Alice gazed, gold-irised, into my eyes. A confusing mix of expressions I couldn't follow crossed her face, and finally she said, "I don't think I should discuss Edward's personal business."

"Because," I said, frowning, "it was kind of concerning to me. I had actually decided that if he didn't stop staring at me, I was going to treat it like a harrassment issue. It doesn't feel very safe. And it's distracting."

Her hands were under the table, but her shoulders moved like she was wringing them.
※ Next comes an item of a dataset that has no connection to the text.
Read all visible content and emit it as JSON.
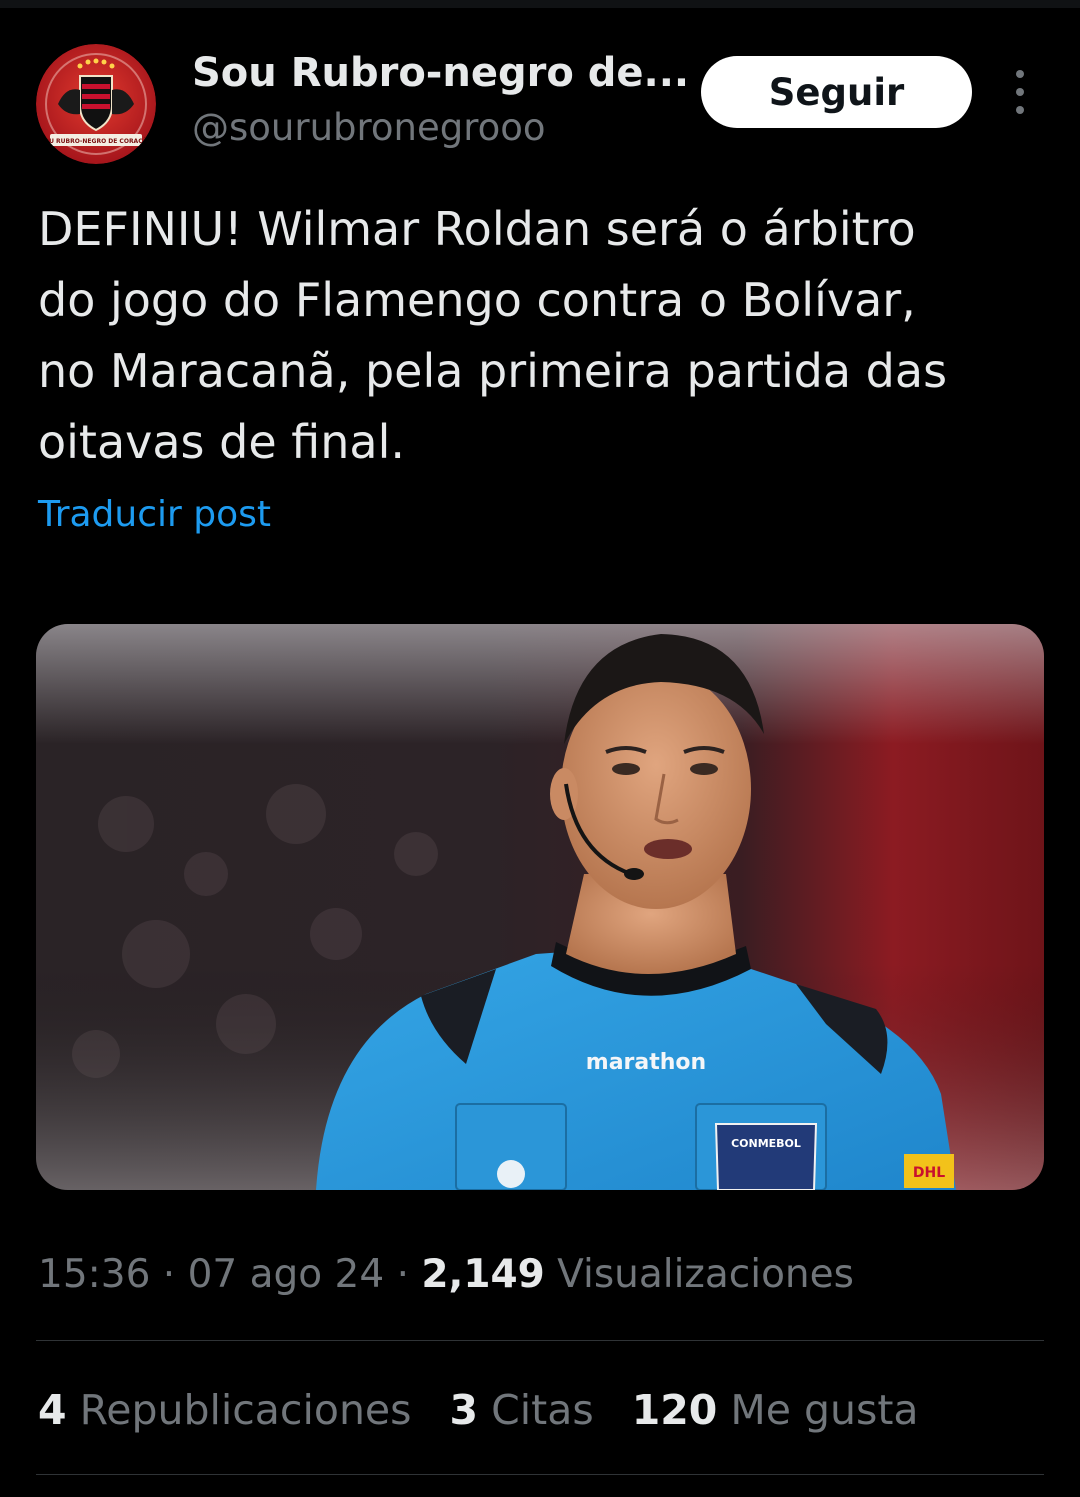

I heard a rocky scraping noise and guessed that she had a pebble stuck in the sole of her boot that was scratching up the linoleum. "I... don't think... that he will hurt you," she said.

There were so many more reassuring ways she could have uttered those exact words.

"I would consider it a personal favor," I said, slowly and carefully, "if you'd tell your brother that I don't appreciate being glared at like I killed his dog, or scrutinized like an unsolved Rubik's cube, while I am trying to do my schoolwork or while I am trying to eat my lunch. I think it would be better for me and him and everybody involved if he cut it out before I involve a teacher, or the principal, or my father, who you probably know is the police chief. I have never done anything to antagonize Edward whatsoever."

"I know you haven't," Alice said quickly.

"Good. I hope he knows it too," I said, trying to sound earnest.

"He does," she assured me. "I'll, um, talk to him about it." And with that she got up and fled, leaving her untouched mayonnaise-tainted sandwich and sealed bottle of juice on the table behind her.